Camille Henrot, « Days are Dogs », Palais de Tokyo, 8 novembre 2017
Il y a comme une triple proposition transverse, ici. Celle d’une Française new-yorkisée, la même-pas-quadragénaire Camille Henrot, qui intitule son exposition parisienne Days are Dogs. Celle d’une commissaire, Daria de Beauvais, qui pose le cadre (l’expo égrène les jours de la semaine et leurs origines étymologico-mythologiques) et l’explose aussitôt en confrontant à ce formatage « les conventions, les émotions et la liberté » des individus « de manière ludique ». Et celle d’une chrono-logique spéculaire (on visite les salles les unes après les autres, si si, mais on peut aussi boucler la visite par une reprise de la première salle) qui se raccroche aux fils rouges offerts au visiteur (sodomie multiple d’animaux ; courbes sensuelles et frises faussement directionnelles ; détournement, déchirure ou accumulation d’objets ; collages de sorties Internet luxueuses ou résolument cheap…). Tout se passe comme si le lissage de l’espace-temps, en tant que temps de l’espace, suffisait à provoquer le vertige du visiteur dans une normalité déréalisée.

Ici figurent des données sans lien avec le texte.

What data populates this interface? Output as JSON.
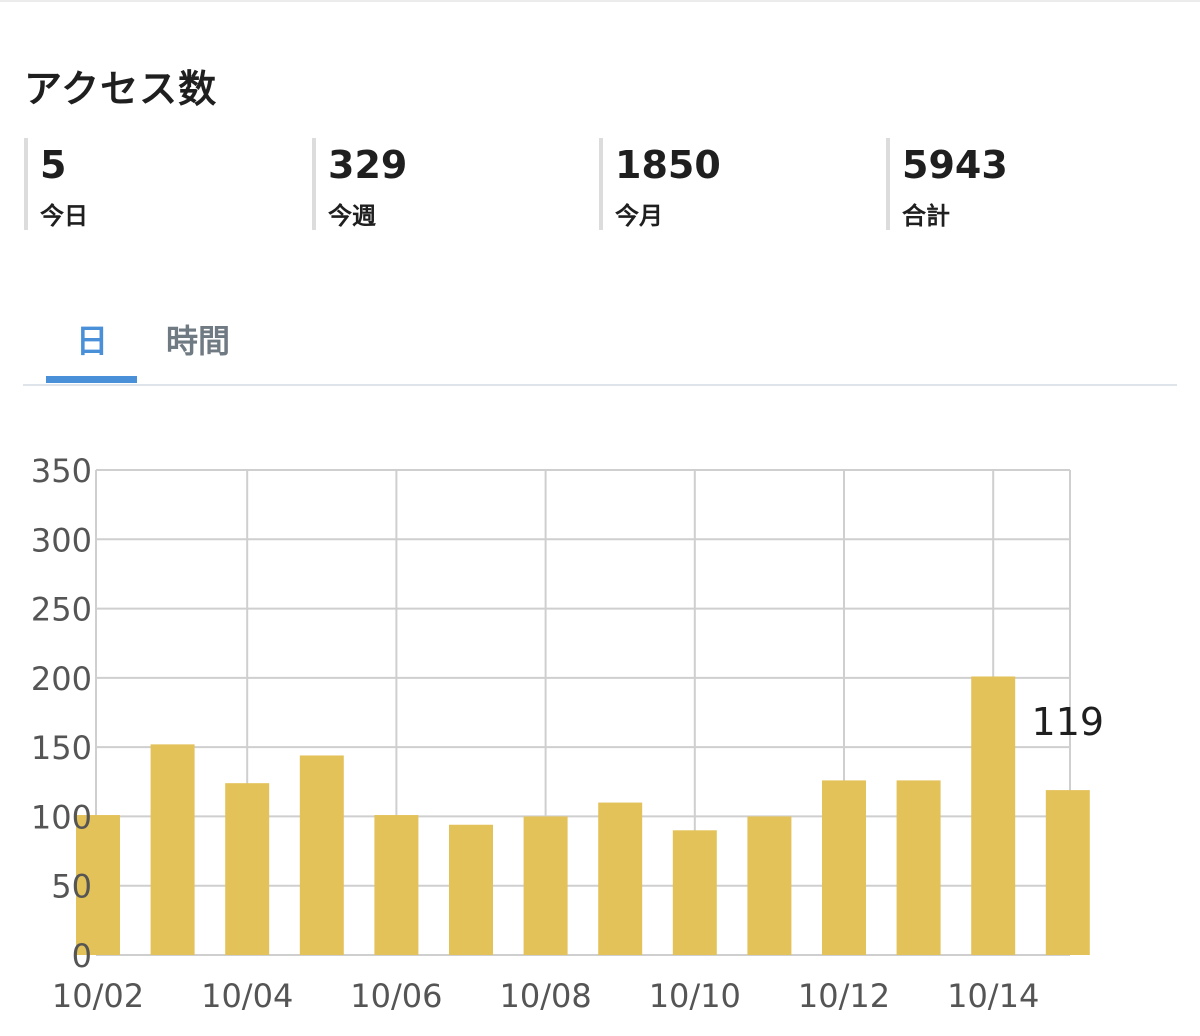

Concrètement, Camille Henrot s’amuse à manipuler le regard et l’attention. Les œuvres s’interpénètrent, les matières se questionnent, les arts (sculpture, collage, photo, vidéo, peinture, installation) se chicotent, les significations se brouillent en messages trop profus, les artistes s’entrechoquent, perdant le spectateur dans un dédale mouvementé où l’inscription de l’art dans la réalité tend, paradoxalement, à l’affoler et la rendre floue. Ainsi, à une citation d’Ernst Bloch répondent des ruades conclusives de Jacob Bromberg ou les fureurs de David Horvitz. D’autres facéties de jeunzartiss s’interposent, déchirant des jeans et exposant des clopes dans des collages faussement lissés, sous les signatures de Maria Loboda, Nancy Lupo, Samara Scott et d’Avery Singer (l’exposition n’est pas une monographie de Camille Henriot mais une « carte blanche »). Faute de pannonceaux, le visiteur est censé se fier aux plans fournis à l’entrée pour déterminer de qui est quoi. C’est sans doute pétillant pour un architecte ; pour un zozo lambda comme Bibi, c’est assez fécal.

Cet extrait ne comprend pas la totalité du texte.